Tuesday Miscellany
Enter into Jane and Lizzy's Dominican sighting logbook: 19:00, 18 July, St. Patrick's Basilica in Montreal. It's stunning 19th-Century Gothic church, by the way, with lots of little paintings of saints and a few panels left blank for new additions.
Speaking of 19th-Century Gothic, the cathedral in Albany, NY is under rennovation, and it's going to be lovely. But does anyone know what happened to the high altar?
I'd like to pick a quote of the week for last week, but there are so many. My two favorites are probably as follows:
Myron Bretholz, the Jewish bodhran player: "People ask me why I hang out in Irish bars. I tell them, 'Find me a Jewish bar.'"
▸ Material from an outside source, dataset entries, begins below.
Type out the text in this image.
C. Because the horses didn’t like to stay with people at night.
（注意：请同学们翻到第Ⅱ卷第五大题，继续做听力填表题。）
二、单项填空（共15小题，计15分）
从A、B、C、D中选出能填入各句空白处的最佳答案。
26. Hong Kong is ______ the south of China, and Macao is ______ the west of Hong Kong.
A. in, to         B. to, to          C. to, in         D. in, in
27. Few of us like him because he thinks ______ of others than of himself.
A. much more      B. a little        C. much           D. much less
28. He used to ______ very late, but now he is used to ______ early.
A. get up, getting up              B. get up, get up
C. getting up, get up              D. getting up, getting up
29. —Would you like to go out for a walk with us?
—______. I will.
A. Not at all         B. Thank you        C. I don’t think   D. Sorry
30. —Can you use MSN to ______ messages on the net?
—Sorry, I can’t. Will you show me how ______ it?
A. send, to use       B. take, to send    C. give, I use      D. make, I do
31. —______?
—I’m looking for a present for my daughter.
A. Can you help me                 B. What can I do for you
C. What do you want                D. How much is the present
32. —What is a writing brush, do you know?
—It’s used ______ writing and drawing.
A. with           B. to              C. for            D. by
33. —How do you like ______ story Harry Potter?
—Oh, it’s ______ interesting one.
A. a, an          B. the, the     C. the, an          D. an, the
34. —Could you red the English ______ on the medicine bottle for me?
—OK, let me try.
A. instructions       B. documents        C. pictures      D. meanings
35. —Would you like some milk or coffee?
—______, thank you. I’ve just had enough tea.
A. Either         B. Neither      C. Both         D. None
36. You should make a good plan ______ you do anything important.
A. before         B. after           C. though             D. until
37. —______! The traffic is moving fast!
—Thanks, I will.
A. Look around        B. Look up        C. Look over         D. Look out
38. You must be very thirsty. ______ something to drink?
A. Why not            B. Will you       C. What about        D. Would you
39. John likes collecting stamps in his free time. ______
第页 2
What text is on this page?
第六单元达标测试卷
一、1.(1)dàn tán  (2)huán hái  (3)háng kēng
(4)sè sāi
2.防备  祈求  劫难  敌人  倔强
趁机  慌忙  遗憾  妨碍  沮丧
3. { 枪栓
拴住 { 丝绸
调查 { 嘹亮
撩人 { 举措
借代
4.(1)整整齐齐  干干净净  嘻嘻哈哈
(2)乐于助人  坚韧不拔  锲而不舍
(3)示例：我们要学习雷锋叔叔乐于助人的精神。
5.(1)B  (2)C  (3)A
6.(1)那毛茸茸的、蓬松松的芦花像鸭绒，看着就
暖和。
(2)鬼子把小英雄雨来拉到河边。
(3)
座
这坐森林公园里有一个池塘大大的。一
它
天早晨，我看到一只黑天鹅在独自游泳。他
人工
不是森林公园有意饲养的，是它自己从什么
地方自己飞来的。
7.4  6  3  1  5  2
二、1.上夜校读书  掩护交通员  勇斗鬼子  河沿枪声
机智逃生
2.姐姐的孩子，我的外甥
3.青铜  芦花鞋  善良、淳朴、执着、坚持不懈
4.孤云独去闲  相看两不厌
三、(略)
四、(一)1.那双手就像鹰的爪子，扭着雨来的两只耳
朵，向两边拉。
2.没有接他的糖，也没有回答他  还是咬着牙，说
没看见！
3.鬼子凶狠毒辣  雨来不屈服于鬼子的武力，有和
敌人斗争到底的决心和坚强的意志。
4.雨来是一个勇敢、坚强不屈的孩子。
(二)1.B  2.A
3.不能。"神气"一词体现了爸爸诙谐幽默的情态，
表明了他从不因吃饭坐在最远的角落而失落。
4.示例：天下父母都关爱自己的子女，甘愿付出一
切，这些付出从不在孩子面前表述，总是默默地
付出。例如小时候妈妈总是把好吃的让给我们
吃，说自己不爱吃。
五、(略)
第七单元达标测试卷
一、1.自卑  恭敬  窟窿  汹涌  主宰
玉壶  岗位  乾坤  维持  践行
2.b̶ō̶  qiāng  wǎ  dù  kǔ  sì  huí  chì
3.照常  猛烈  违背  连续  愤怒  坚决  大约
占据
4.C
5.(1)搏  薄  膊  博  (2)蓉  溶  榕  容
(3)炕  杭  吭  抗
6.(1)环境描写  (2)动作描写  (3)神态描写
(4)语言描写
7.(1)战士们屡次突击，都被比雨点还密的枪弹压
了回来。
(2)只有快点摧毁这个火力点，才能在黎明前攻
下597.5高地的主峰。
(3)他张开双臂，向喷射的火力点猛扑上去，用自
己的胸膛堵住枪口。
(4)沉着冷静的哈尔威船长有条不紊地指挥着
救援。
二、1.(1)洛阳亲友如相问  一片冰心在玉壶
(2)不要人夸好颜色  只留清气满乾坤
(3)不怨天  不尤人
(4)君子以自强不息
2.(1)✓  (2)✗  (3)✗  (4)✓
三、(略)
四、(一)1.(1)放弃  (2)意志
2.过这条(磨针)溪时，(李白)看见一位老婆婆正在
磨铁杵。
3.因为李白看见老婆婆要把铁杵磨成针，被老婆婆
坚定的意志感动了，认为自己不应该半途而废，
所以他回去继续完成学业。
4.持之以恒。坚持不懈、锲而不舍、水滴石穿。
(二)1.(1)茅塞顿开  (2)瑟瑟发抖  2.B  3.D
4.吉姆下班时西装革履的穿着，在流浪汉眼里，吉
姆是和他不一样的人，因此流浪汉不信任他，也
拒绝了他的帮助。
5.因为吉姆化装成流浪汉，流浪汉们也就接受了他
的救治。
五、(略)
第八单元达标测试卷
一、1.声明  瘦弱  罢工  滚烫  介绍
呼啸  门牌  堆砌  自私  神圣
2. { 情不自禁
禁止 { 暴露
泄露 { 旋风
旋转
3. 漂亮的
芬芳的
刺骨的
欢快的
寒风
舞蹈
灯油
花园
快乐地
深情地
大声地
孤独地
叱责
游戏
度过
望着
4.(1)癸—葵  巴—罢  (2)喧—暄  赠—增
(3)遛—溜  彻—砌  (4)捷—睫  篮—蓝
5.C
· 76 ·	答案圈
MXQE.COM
(Mr. Bretholz is a frequent MC for the Catskills Irish Arts Week concerts, and tells a lot of Jewish jokes. His favorite saying seems to be, "Better Irish music and Jewish comedy than the other way around." I dunno, though; Irish comedy and klezmer can be fun, too.)
The gal next to me at the bar and myself, who had never met before and didn't know the other was Catholic:
"So, what do you do?"
"Well, I'm starting graduate school in music history, but I just finished my bachelor's degree in liturgical music."
"Oh, so you know better than to program 'On Eagle's Wings' for every Mass."
Thought for the week: the Irish song tradition was very close to dying out in the 20th Century. A tale that crops up often among song collectors, especially from the 1930's-1960's, is of trekking out to some lonesome farm and getting several dozen songs out of the gentleman or lady of the house, to the complete surprise of that person's spouse. They didn't sing the songs because they were considered "peasant music" or "rot from the old country" or some such thing, something to be ashamed of rather than to sing out. Thank God for the song collectors, and places like Catskills Irish Arts Week, which truly are "Keeping the Tradition Alive."